Вообще действия его были не только нерешительны, но и загадочны. Иногда он возьмет Надежду Петровну за руку, держит ее, гладит и вдруг как-то так нелепо рванет, что она даже вскрикнет; иногда вскочит со стула словно ужаленный, схватит фуражку и, не говоря ни слова, удерет в губернское правление. Одним словом, были все признаки; недоставало одного: словесности.
Надежде Петровне показалось, что его стесняет портрет старого помпадура. Его сняли со стола и повесили на стену. Но и оттуда он как будто бы примечал. Тогда надворный советник Бламанжѐ предложил перенести его, как личного своего друга, в свою комнату. Надежда Петровна задумалась, вздохнула… и согласилась.
Не надо думать, однако, чтобы новый помпадур был человек холостой; нет, он был женат и имел детей; но жена его только и делала, что с утра до вечера ела печатные пряники. Это зрелище до такой степени истерзало его, что он с горя чуть-чуть не погрузился в чтение недоимочных реестров. Но и это занятие представляло слишком мало пищи для ума и сердца, чтобы наполнить помпадурову жизнь. Он стал ходить в губернское правление и тосковать.
Между тем зимний сезон окончился; наступил пост, пахну́ло весной. Надежда Петровна чувствовала, как грудь ее млела и закипала. Чтобы угомонить наплыв жизни, она по целым часам выстаивала перед открытою форточкой, вдыхая влажный воздух, и выхаживала десятки верст, бесстрашно проникая в самые глухие закоулки города. Усталая, полуразбитая возвращалась она домой, опускалась на кушетку и закрывала глаза. Тяжелая, беспокойная дремота на короткое время оковывала ее члены, и целые сотни помпадуров вереницею проходили перед ее умственными взорами. Тут были всякие: и с усами и без усов, и белокурые и брюнеты, и с бородавками и без бородавок, и высокоствольные и низкоствольные; но — увы! — между ними не было одного — не было нового помпадура! Что-то странное произошло с ним: он не только перестал прохаживаться под ее окнами, но даже как будто избегал встречи с нею. Так-таки вдруг и оборвал.
«Неужто ж он только того и добивался, чтоб расцеловать этого противного Бламанжѐ?» — думалось иногда Надежде Петровне.
Дело состояло в том, что помпадур отчасти боролся с своею робостью, отчасти кокетничал. Он не меньше всякого другого ощущал на себе влияние весны, но, как все люди робкие и в то же время своевольные, хотел, чтобы Надежда Петровна сама повинилась перед ним. В ожидании этой минуты, он до такой степени усилил нежность к жене, что даже стал вместе с нею есть печатные пряники. Таким образом дни проходили за днями; Надежда Петровна тщетно ломала себе голову; публика ожидала в недоумении.
Публика эта разделилась на два лагеря. Часть ее, имея во главе полициймейстера, решительно во всем обвиняла Надежду Петровну.
— Я все ей прощу! — гремел в клубе глава недовольных, — но одного простить не могу: зачем она истерзала благороднейшее в мире сердце!

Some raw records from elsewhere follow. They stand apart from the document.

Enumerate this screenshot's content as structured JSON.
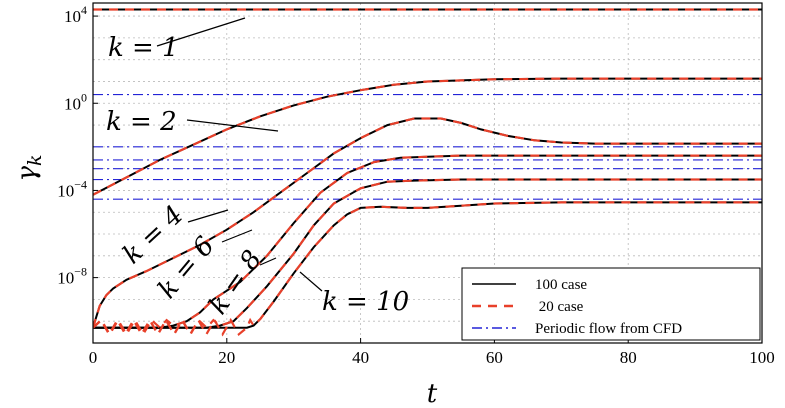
{
  "chart_data": {
    "type": "line",
    "xlabel": "t",
    "ylabel": "γ_k",
    "ylabel_base": "γ",
    "ylabel_sub": "k",
    "xlim": [
      0,
      100
    ],
    "ylim_log10": [
      -11,
      4.6
    ],
    "y_scale": "log",
    "grid": true,
    "legend_placement": "bottom-right",
    "x_ticks": [
      0,
      20,
      40,
      60,
      80,
      100
    ],
    "x_tick_labels": [
      "0",
      "20",
      "40",
      "60",
      "80",
      "100"
    ],
    "y_ticks_log10": [
      4,
      0,
      -4,
      -8
    ],
    "y_tick_labels": [
      {
        "base": "10",
        "exp": "4"
      },
      {
        "base": "10",
        "exp": "0"
      },
      {
        "base": "10",
        "exp": "−4"
      },
      {
        "base": "10",
        "exp": "−8"
      }
    ],
    "legend": [
      {
        "label": "100 case",
        "color": "#000000",
        "style": "solid"
      },
      {
        "label": " 20 case",
        "color": "#e8402a",
        "style": "dashed"
      },
      {
        "label": "Periodic flow from CFD",
        "color": "#2424d6",
        "style": "dashdot"
      }
    ],
    "cfd_levels_log10": [
      0.4,
      -2.0,
      -2.6,
      -3.5,
      -4.4,
      -3.0
    ],
    "series": [
      {
        "k": 1,
        "label": "k = 1",
        "log10_points": [
          [
            0,
            4.3
          ],
          [
            100,
            4.3
          ]
        ]
      },
      {
        "k": 2,
        "label": "k = 2",
        "log10_points": [
          [
            0,
            -4.2
          ],
          [
            5,
            -3.4
          ],
          [
            10,
            -2.6
          ],
          [
            15,
            -1.9
          ],
          [
            20,
            -1.2
          ],
          [
            25,
            -0.6
          ],
          [
            30,
            -0.1
          ],
          [
            35,
            0.3
          ],
          [
            40,
            0.6
          ],
          [
            45,
            0.85
          ],
          [
            50,
            1.0
          ],
          [
            55,
            1.05
          ],
          [
            60,
            1.1
          ],
          [
            70,
            1.13
          ],
          [
            80,
            1.13
          ],
          [
            100,
            1.13
          ]
        ]
      },
      {
        "k": 4,
        "label": "k = 4",
        "log10_points": [
          [
            0,
            -10.3
          ],
          [
            0.5,
            -9.8
          ],
          [
            1,
            -9.3
          ],
          [
            2,
            -8.8
          ],
          [
            3,
            -8.5
          ],
          [
            5,
            -8.1
          ],
          [
            8,
            -7.7
          ],
          [
            12,
            -7.1
          ],
          [
            16,
            -6.5
          ],
          [
            20,
            -5.8
          ],
          [
            24,
            -5.0
          ],
          [
            28,
            -4.1
          ],
          [
            32,
            -3.2
          ],
          [
            36,
            -2.3
          ],
          [
            40,
            -1.6
          ],
          [
            44,
            -1.0
          ],
          [
            48,
            -0.7
          ],
          [
            52,
            -0.7
          ],
          [
            55,
            -0.9
          ],
          [
            58,
            -1.2
          ],
          [
            62,
            -1.5
          ],
          [
            66,
            -1.7
          ],
          [
            70,
            -1.8
          ],
          [
            75,
            -1.85
          ],
          [
            80,
            -1.85
          ],
          [
            100,
            -1.85
          ]
        ]
      },
      {
        "k": 6,
        "label": "k = 6",
        "log10_points": [
          [
            0,
            -10.3
          ],
          [
            10,
            -10.3
          ],
          [
            12,
            -10.2
          ],
          [
            14,
            -10.0
          ],
          [
            16,
            -9.6
          ],
          [
            18,
            -9.0
          ],
          [
            22,
            -8.2
          ],
          [
            26,
            -7.0
          ],
          [
            30,
            -5.5
          ],
          [
            34,
            -4.1
          ],
          [
            38,
            -3.2
          ],
          [
            42,
            -2.7
          ],
          [
            46,
            -2.5
          ],
          [
            50,
            -2.45
          ],
          [
            55,
            -2.4
          ],
          [
            60,
            -2.4
          ],
          [
            100,
            -2.4
          ]
        ]
      },
      {
        "k": 8,
        "label": "k = 8",
        "log10_points": [
          [
            0,
            -10.3
          ],
          [
            17,
            -10.3
          ],
          [
            19,
            -10.2
          ],
          [
            21,
            -10.0
          ],
          [
            23,
            -9.4
          ],
          [
            26,
            -8.4
          ],
          [
            30,
            -6.9
          ],
          [
            33,
            -5.6
          ],
          [
            36,
            -4.6
          ],
          [
            40,
            -3.9
          ],
          [
            44,
            -3.6
          ],
          [
            48,
            -3.55
          ],
          [
            55,
            -3.5
          ],
          [
            60,
            -3.5
          ],
          [
            100,
            -3.5
          ]
        ]
      },
      {
        "k": 10,
        "label": "k = 10",
        "log10_points": [
          [
            0,
            -10.3
          ],
          [
            23,
            -10.3
          ],
          [
            24,
            -10.2
          ],
          [
            25,
            -9.9
          ],
          [
            27,
            -9.1
          ],
          [
            30,
            -7.8
          ],
          [
            33,
            -6.6
          ],
          [
            36,
            -5.6
          ],
          [
            38,
            -5.1
          ],
          [
            40,
            -4.8
          ],
          [
            43,
            -4.75
          ],
          [
            47,
            -4.8
          ],
          [
            50,
            -4.8
          ],
          [
            55,
            -4.7
          ],
          [
            60,
            -4.6
          ],
          [
            70,
            -4.55
          ],
          [
            100,
            -4.55
          ]
        ]
      }
    ]
  }
}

Другая часть, напротив, оправдывала ее. Утверждали, что помпадур сам во всем виноват, что он сначала завлек благороднейшую в мире женщину, а потом, своею непростительною медлительностью, поставил ее в фальшивое положение.
— Чем в губернское правление-то шататься да пустяки на бобах разводить, лучше бы дело делать! — говорили защитники.
Как бы то ни было, но Надежда Петровна стала удостоверяться, что уважение к ней с каждым днем умаляется. То вдруг, на каком-нибудь благотворительном концерте, угонят ее карету за тридевять земель; то кучера совсем напрасно в части высекут; то Бламанжею скажут в глаза язвительнейшую колкость. Никогда ничего подобного прежде не бывало, и все эти маленькие неприятности тем сильнее язвили ее сердце, что старый помпадур избаловал ее в этом отношении до последней степени.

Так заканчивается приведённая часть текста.